For all of the boosterism in Canberra and Washington, what emerges is a near-total disregard for the West's efforts to foster a parliamentary democracy.
Instead, the locals look to multi-millionaire police chief Matiullah Khan and other warlord figures, fearful of the violence by which they rule their turf, but seemingly resigned to an acceptance that the new Afghanistan is very much like the old Afghanistan - a chronically corrupt society in which the first language is violence; and in which the best militia, not the best argument, wins the day
veteran Australian reporter Paul McGeough once again gives us the real picture of Afghanistan - exposing the myths and the lies about what we are told every day by our politicians and media.
For those who still see this as a simplistic "taliban vs the forces of democracy" conflict need to wake up and smell the roses. The reality is the taliban are really just a secondary issue to the real problems related to corruption, warlords and the culture of violence. McGeough merely reiterates what I have been saying all along about Afghanistan - that the counterinsurgency against "the taliban" is just one small part of the overwhelming (and altogether hopeless) challenges facing the occupation forces and their client regime. This is perfectly summed up by the quote by a top analyst lamenting that:
''There were four things to do - counter corruption, contain abuse, and reconcile the people to living with each other. There's not been much progress on those three.

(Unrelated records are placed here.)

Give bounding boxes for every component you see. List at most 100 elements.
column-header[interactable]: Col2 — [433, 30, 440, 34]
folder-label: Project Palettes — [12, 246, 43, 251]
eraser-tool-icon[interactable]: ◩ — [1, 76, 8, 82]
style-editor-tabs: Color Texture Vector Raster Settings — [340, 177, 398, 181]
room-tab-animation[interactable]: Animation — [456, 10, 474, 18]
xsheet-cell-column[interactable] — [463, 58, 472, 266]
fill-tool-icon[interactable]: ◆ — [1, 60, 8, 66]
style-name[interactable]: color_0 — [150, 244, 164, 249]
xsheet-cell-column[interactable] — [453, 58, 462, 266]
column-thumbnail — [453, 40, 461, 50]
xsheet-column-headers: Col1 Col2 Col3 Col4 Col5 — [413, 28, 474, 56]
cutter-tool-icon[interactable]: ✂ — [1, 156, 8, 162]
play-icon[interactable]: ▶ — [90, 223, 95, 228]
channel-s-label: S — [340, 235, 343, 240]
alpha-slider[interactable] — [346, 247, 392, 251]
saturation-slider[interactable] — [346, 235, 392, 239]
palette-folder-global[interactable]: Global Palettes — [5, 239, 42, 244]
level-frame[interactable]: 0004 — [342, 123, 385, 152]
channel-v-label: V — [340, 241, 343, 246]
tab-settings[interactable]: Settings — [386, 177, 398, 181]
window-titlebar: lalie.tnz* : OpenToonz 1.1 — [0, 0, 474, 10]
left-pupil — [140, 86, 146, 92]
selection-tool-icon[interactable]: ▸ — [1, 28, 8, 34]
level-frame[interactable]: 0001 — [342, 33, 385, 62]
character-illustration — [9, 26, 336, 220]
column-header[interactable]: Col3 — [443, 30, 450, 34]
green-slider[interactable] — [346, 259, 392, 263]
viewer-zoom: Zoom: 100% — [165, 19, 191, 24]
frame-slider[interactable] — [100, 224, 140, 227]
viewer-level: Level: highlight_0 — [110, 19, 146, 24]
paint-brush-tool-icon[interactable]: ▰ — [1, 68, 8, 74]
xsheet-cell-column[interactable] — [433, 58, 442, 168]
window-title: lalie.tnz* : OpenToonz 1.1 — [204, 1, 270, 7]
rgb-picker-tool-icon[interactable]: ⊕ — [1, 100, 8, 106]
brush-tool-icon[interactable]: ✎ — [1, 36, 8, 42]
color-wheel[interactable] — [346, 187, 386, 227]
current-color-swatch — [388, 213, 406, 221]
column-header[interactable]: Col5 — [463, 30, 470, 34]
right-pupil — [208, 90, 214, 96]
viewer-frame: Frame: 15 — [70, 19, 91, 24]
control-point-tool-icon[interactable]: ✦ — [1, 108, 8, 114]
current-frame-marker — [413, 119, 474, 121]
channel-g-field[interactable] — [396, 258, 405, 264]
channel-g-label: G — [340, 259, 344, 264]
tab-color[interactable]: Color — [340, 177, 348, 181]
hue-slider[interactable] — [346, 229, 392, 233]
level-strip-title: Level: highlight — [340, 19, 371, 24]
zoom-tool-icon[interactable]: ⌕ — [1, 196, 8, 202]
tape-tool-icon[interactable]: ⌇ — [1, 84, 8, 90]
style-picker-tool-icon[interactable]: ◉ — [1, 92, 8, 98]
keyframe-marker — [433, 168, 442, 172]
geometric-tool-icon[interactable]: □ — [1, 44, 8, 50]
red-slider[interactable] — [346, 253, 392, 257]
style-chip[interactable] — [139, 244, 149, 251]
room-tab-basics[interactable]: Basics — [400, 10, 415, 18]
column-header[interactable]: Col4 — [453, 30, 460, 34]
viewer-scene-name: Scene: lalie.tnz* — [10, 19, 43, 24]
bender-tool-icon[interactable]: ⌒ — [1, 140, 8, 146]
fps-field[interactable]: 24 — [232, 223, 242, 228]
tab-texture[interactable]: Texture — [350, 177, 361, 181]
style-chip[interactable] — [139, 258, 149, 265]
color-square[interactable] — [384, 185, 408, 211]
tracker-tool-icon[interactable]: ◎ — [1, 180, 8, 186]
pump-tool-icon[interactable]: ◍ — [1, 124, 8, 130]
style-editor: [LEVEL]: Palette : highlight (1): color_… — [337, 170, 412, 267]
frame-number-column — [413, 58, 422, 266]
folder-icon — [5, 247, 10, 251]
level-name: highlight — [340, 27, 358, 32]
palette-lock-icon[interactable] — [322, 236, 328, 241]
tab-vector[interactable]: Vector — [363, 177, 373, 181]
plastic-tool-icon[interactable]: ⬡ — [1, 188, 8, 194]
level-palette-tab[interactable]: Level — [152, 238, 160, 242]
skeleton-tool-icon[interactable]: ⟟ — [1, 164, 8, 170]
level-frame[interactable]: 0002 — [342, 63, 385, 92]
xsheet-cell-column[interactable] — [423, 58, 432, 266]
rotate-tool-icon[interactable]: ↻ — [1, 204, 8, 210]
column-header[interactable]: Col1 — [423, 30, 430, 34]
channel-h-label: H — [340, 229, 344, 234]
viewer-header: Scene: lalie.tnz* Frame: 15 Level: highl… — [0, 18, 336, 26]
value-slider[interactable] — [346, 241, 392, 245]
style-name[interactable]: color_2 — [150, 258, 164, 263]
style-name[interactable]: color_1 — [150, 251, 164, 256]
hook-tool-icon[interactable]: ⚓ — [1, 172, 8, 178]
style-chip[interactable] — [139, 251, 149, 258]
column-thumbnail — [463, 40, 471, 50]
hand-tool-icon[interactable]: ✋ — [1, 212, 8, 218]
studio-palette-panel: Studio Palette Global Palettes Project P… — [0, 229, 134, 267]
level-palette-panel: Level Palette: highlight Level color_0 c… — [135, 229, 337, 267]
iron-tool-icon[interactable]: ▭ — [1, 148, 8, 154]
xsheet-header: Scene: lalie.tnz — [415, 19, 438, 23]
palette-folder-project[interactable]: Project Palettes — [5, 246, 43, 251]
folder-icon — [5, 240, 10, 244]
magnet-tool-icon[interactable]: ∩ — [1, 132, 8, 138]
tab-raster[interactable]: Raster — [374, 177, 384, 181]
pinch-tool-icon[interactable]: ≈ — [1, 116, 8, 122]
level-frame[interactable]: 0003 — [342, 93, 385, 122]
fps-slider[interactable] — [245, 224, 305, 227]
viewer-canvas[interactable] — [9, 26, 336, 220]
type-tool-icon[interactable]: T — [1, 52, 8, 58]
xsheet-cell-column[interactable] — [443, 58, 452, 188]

''But on the fourth, counterinsurgency, we've been great. We've destroyed the insurgency three times over, and every time it's come back because we haven't done the first three things we had to do.''
the truth of what our boys are doing to "help" the Afghanis is this:
Despite an obsessive focus by the Australians and their coalition colleagues on the Taliban, there is as much or even more alarm among Afghans over the inordinate power of tribal elders and the resort to violence by a brutal warlord class, which they say has been resurrected by the same Western powers that claimed to be bringing democracy to their ravished homeland.
The Australian-backed Khan is a new-age warlord, who is positioning a well-armed personal strike force to fend off what important community figures warn will be inevitable challenges to his alternate, one-man government.
Here is our great democratic mission - to pick out which random warlord - all as corrupt and unsavoury as each other - we want to prop up, and empower him as undisputed lord of his own fiefdom. In this futile game of "pick your warlord", the war against the "taliban" is more often than not simply intervening in local tribal conflicts, in order to prop up one faction against the other. And of course as soon as we leave, that warlord will simply be toppled, and replaced by another. And so the cycle continues undeterred.